6, sweet to the extreme ginkgo taro mud
To experience the ultimate sweetness in the world, you can try the gingko taro paste of Chaozhou dessert. First, the taro is steamed, then it is mashed into a taro paste, and a large amount of white sugar lard and a small amount of water are added, and then it is boiled with slow fire, while stirring until the white sugar taro paste lard is fully combined, and a crystal clear taro paste can be seen. This "crystallization" seems to have life, sliding and shaking between lips and teeth. There must be two beets at the wedding reception in Chaozhou, which are called "sweet at the head and sweet at the tail", and ginkgo taro paste is generally "sweet at the tail".
7. Rhythm Kung Fu Tea
Whether Chaozhou restaurant is authentic depends not only on whether there is kung fu tea, but also on whether the service is correct. Chaozhou kungfu tea is brewed with semi-fermented oolong tea, preferably Phoenix Dan Cong in Fenghuang Mountain. Its tea tastes fresh and helps digestion. Usually when eating seafood, kill a bowl of sweet dessert, eat a little full, lack of combat effectiveness, it is time to serve Kung Fu tea. The shopkeeper will hold a tea tray with some porcelain cups the size of half an egg on it. The cup is just brewed kungfu tea, with an average of two cups per person. According to everyone's needs, there are three cups and one cup. After drinking, put the cup back on the tea tray-Kung Fu tea doesn't recognize the cup, and the store will naturally scald it with boiling water.
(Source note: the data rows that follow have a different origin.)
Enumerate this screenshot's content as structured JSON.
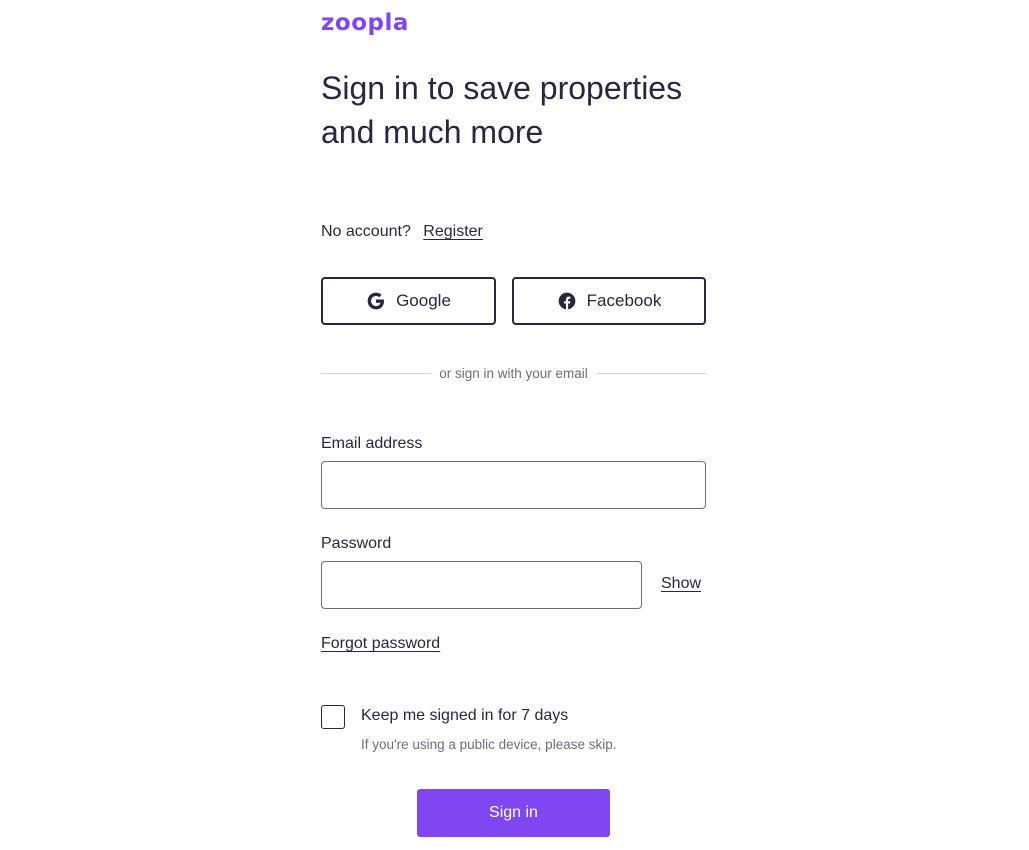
{
  "brand": {
    "logo_text": "zoopla",
    "accent_color": "#8046f1"
  },
  "headline": "Sign in to save properties and much more",
  "register_prompt": {
    "text": "No account?",
    "link": "Register"
  },
  "social": {
    "google": {
      "label": "Google",
      "icon": "google-icon"
    },
    "facebook": {
      "label": "Facebook",
      "icon": "facebook-icon"
    }
  },
  "divider_text": "or sign in with your email",
  "form": {
    "email": {
      "label": "Email address",
      "value": "",
      "placeholder": ""
    },
    "password": {
      "label": "Password",
      "value": "",
      "placeholder": "",
      "show_label": "Show"
    },
    "forgot_link": "Forgot password",
    "keep_signed_in": {
      "label": "Keep me signed in for 7 days",
      "hint": "If you're using a public device, please skip.",
      "checked": false
    },
    "submit_label": "Sign in"
  }
}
Excellent Chaozhou cuisine restaurants all know the timing of serving kungfu tea. A formal Chaozhou cuisine dinner is to use kungfu tea to distinguish paragraphs and grasp the rhythm.
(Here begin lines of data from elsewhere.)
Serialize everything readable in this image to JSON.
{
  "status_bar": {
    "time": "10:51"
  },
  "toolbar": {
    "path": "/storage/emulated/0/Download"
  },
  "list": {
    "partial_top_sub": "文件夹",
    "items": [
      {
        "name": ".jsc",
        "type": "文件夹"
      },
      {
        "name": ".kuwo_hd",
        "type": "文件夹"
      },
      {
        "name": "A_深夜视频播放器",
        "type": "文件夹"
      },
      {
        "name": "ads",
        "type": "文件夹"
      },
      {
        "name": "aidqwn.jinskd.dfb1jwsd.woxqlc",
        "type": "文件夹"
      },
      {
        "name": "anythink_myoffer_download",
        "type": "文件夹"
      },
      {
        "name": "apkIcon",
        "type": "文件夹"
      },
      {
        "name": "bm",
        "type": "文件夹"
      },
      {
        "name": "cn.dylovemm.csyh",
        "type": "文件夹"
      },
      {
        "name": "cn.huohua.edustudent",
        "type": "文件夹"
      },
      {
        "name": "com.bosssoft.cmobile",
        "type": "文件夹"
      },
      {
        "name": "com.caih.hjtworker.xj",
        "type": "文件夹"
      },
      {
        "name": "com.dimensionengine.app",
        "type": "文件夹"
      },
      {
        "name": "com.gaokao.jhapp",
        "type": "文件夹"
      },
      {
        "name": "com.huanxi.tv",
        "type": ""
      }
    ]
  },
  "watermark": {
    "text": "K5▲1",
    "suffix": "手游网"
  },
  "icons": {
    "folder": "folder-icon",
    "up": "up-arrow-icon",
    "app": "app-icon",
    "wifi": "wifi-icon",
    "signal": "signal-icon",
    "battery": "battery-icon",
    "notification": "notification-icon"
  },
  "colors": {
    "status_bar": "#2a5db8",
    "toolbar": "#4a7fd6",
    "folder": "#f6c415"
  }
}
8. The most narcissistic dish-Chinese food
National food is the only food related to the emperor in Chaozhou cuisine. Legend has it that at the end of the Southern Song Dynasty, a stranded emperor was forced by Yuan soldiers to flee from Fujian to Chaozhou and came to a small mountain temple. Seeing that he was tired and hungry, but he had no money to pay in the temple, Zhonghe made him soup with sweet potato leaves. Who knows that the little emperor was full of praise after eating this dish, and named it "national security dish". Now, the national food has become one of the representative works of Chaozhou cuisine, and it is a dish that tests the skill of knife, temperature and shape: just take the tender tip of each sweet potato leaf, carefully cut it, and cut it evenly and delicately like tobacco. The soup base is good chicken soup. Now we can see that Tai Chi-shaped national security dishes have been beautified by later generations. The green part is sweet potato leaves, and the white part is chopped chicken. This dish is elegant and exquisite, and its shape is beautiful, which makes people laugh. The entrance is smooth and sweet. [Gourmet China]
This is a narcissistic dish that needs all the attention, eyes, nose, tongue and heart of the diners.